Cove’s recording settings come in various flavors to help you sort videos and manage notifications:
- Motion sensitivity: By adjusting the sensitivity of your camera’s motion sensor, you can train it to ignore small movements from pets.
- Activity zones: Activity zones allow you to exclude portions of the camera’s view from triggering recordings or alerts (like a busy sidewalk). It’s common to most security cameras but is one of our favorite features to use.
- Alert frequency: This helps solve one of the biggest problems with Wi-Fi security cameras—notification overload. We love that you can set how often the camera will alert you so it won’t send multiple notifications in less than a minute. This setting is helpful if you want to keep a higher level of motion sensitivity, which usually results in a pile of notifications every time your dog walks by.
We appreciate that Cove Cloud includes 24 hours of cloud storage with every security camera, but that might not be enough for most people. You have so little time to download videos before they disappear forever.
Although you can upgrade your storage plan to Cove Cloud+ for around $3 per month per camera, the costs add up quickly if you have more than three cameras. Compared to brands with affordable multi-camera storage plans—like Ring and Google Nest*—Cove’s per-camera pricing isn’t a great deal.

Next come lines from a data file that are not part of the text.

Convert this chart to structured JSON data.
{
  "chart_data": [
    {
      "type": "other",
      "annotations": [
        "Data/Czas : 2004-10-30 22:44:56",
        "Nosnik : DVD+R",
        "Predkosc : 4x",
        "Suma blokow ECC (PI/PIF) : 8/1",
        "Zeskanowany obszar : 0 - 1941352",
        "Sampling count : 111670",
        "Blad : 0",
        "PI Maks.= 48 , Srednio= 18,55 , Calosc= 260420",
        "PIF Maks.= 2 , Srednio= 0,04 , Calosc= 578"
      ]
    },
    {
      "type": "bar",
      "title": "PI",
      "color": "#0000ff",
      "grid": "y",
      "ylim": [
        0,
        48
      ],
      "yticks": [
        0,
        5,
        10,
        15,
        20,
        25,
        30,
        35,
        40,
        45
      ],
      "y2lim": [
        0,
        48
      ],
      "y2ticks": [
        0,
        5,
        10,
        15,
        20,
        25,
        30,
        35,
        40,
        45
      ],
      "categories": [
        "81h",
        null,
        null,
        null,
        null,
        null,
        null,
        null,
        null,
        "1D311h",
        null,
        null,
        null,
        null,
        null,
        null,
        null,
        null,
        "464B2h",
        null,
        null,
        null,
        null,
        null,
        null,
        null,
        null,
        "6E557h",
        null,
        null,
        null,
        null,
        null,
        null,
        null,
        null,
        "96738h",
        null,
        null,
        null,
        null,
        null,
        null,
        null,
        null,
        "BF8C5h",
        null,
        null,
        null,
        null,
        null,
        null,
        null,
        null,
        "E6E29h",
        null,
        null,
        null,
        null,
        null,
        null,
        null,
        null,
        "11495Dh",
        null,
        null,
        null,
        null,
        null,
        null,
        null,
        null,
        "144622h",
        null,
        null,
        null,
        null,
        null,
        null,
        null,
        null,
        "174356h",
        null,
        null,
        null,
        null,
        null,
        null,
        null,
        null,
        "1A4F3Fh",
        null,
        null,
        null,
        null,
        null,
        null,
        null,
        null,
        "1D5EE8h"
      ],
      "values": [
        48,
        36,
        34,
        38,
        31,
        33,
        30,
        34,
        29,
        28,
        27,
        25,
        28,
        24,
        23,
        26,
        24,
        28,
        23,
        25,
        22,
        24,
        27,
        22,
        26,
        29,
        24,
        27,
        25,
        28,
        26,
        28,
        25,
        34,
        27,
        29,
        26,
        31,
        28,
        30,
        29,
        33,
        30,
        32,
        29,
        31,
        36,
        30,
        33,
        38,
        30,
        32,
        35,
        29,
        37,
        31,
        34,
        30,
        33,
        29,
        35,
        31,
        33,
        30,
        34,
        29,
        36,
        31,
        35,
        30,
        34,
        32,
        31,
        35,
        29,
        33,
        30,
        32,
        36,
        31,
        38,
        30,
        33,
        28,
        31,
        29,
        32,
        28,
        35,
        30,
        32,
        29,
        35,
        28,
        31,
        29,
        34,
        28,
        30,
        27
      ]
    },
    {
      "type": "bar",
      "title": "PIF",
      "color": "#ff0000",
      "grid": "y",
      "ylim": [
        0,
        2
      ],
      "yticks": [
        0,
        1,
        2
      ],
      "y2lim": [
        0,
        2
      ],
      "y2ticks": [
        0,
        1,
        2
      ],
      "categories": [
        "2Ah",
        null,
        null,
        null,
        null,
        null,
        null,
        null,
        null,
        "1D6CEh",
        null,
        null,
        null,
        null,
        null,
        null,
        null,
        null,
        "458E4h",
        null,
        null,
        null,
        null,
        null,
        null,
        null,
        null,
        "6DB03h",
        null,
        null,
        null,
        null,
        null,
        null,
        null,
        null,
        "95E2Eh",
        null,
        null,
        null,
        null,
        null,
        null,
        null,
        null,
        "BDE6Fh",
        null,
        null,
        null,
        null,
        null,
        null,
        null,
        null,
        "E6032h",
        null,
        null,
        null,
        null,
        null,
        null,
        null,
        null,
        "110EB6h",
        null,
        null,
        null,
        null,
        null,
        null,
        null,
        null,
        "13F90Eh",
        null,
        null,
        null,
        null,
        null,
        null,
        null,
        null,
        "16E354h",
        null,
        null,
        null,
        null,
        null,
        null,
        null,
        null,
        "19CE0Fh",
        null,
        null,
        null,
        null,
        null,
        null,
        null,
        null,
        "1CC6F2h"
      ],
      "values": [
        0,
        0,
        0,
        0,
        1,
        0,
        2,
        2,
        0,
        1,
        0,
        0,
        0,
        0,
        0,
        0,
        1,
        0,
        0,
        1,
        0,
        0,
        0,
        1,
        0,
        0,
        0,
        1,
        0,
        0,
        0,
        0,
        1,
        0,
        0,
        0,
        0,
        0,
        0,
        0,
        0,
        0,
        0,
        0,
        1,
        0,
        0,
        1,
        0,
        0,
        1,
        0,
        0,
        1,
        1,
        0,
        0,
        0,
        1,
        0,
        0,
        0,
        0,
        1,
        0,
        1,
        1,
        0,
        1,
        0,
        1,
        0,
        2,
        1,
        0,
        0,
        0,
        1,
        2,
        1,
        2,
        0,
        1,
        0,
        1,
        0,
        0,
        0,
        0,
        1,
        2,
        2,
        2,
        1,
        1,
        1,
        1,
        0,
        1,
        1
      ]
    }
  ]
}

Still, Cove has a big advantage over those brands, thanks to its microSD card slot. This gives you local video storage that’s easier to manage than cloud storage and doesn’t require a monthly subscription. Of course, you need to buy the microSD card upfront—the cameras support cards up to 32 GB. But considering you can buy a compatible card for less than $10, we think it’s the best alternative to paying for a Cove Cloud+ plan.
There are just five differences between Cove security camera models, and all relate directly to the places you use them.

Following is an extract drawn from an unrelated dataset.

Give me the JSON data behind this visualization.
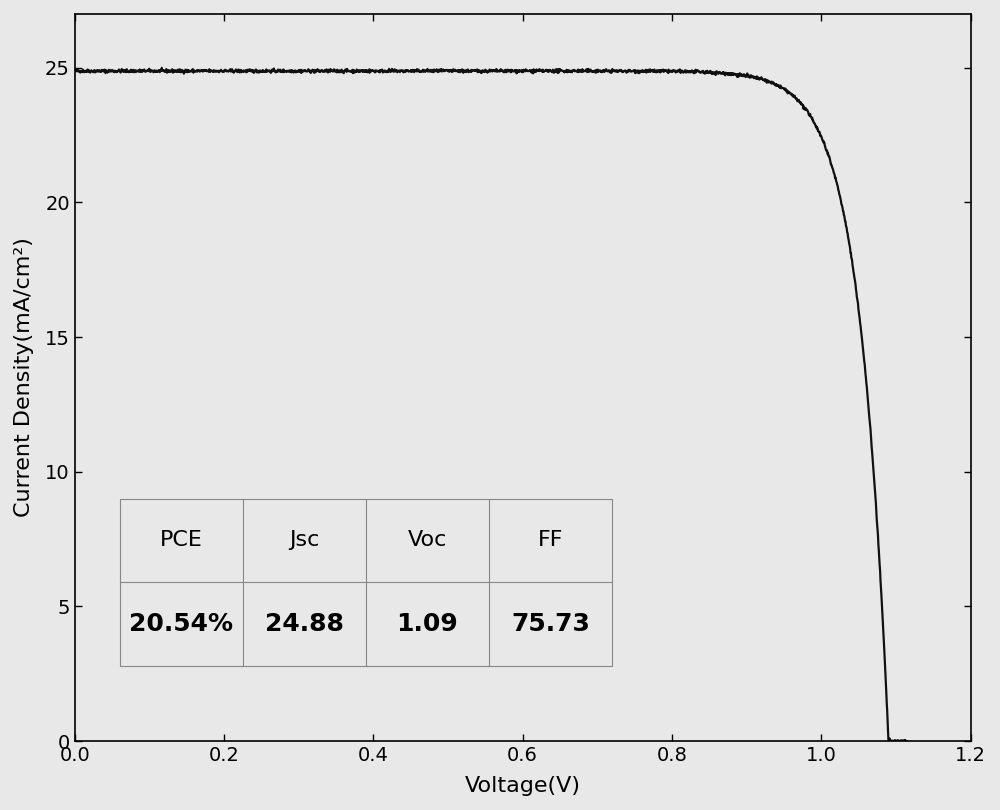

The Cove Indoor Camera has a couple of extra motion detection tricks:
- Human detection: As the name suggests, this AI-driven feature looks for motion from human-shaped objects, so your camera ignores everything that isn’t human.

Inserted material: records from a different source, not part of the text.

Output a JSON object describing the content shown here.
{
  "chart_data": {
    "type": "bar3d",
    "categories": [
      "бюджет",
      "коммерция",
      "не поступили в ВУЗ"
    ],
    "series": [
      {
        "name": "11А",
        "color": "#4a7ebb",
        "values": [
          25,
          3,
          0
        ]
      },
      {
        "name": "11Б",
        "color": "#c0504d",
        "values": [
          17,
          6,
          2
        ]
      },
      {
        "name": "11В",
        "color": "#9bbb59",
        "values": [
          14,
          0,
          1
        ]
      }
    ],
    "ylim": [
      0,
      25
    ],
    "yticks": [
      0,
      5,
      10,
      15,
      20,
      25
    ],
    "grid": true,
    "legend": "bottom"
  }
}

- Baby crying: The cameras can record video when there’s a loud sound—hence its namesake. It’s not limited to babies crying (it also works for alarms and other loud sounds) but is very helpful for capturing video without motion detection.
The Cove Outdoor Camera’s (140º) field of view is wider than that of the Cove Indoor Camera (110º). It can see more area, which makes a lot of sense when its outdoor setting doesn’t have to deal with walls that naturally restrict a camera’s view.
The Outdoor Camera comes with a starlight sensor that gives it better visibility at night and access to color night vision. Starlight sensors are popular these days because many newer security cameras have them—like Wyze and Reolink. Although the Indoor Camera has night vision, it lacks the low-light color imaging of the Outdoor Camera.
The Cove Outdoor Camera can handle adverse weather conditions like rain, dust, and snow, while the Indoor Camera doesn’t need weatherproofing.
The Cove Outdoor Camera uses batteries to allow you to install it where there’s a good view without having to think about a power cord like on the Indoor Camera. This means you need to recharge the batteries occasionally, but it’s worth the extra portability. Just remember to keep the camera in range of your Wi-Fi network.